On the Other Side

I’ve walked through those doors dozens of times but there was something about today that made me all nerves and apprehension. It wasn’t a fear of rejection but teetered more toward belonging too much – as if – if I entered the doors of my own volition – that I would have to stay.

After meeting with a friend in the lobby of the infusion clinic building, I insisted on carrying the box full of encouragement bags on my own. They were heavy, full of small gifts to make chemotherapy easier and lined with prayers of the women who filled them. My arm was sore from lifting furniture at work, but I didn’t want help carrying the box – not in this building – not where I’ve needed help to stand and keep my head up.

Punch the elevator to the third floor.

Wait.

Turn right.

It’s the last door on the right.

The receptionist knows me.

I waft in the sterile bite of alcohol wipes and non-latex gloves.

I dropped the box on the floor next to the nurses’ station and grabbed the purple bag on the top with white printed words: “But the LORD is with me like a mighty warrior,” Jeremiah 20:11. A fragile woman with cotton wisps of hair and whose smile illuminated the room looked my way. I didn’t know what to say. I fumbled through words and gave the gift bag to the woman with her.

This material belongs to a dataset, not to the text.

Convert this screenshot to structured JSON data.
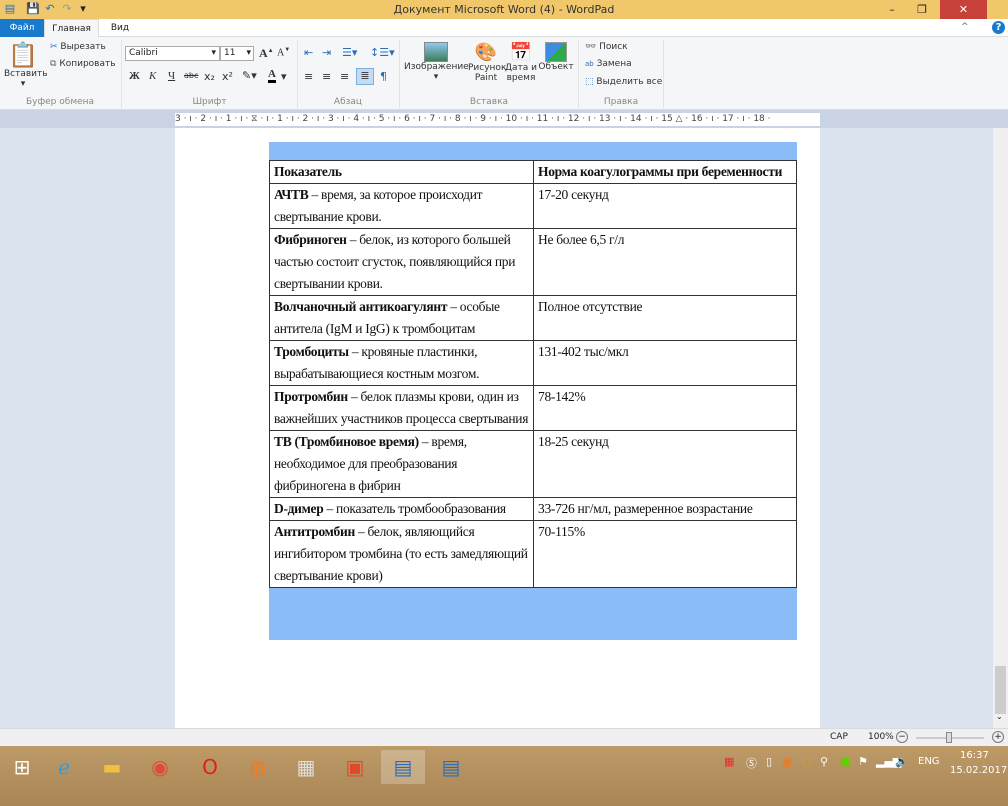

The only way I felt I could communicate was to pull my tank collar to reveal my MediPort scar.

“See?” I said, “I’ve also been here.” She was in talks with her oncologist about getting a port like mine to administer chemo.

After she left, the clinic was empty and the only people left were my oncology nurses. They hugged me with smiles as if we were at a 4th of July family reunion barbecue and they haven’t seen me in a while. I told them more about what I wanted to do with Teal45 and how I brought the bags to give back in my own way.  I tugged on the strands of hair dyed red with growing brown roots from my scalp and showed pictures of my son whom they remembered as a small preemie.

Then the tears flowed.

I thought I locked mine up before I walked in – safely turning the key – but it was my nurse who began crying. Her relief spilled as she smiled. I was finally on the other side. The cables didn’t call my name and the monitors didn’t demand my vitals. There was no appointment keeping me locked into my seat and no slick band around my wrist to scan.

Then I walked out.

I still don’t know what it means to be on this side of treatment – or how I can force myself to hold back tears when I smell alcohol wipes. To be able to walk in and out the sliding doors of my own free will is a tremendous and terrifying feeling.

Who am I supposed to be if not a patient?

There were many nights during treatment when people looked at me and wondered if I was going to die, but now after treatment, the people I want to love, thrivers still undergoing chemo and surgery, I pray for them to live too.

On this emerald grass of post-treatment, I’m still trying to learn how to live.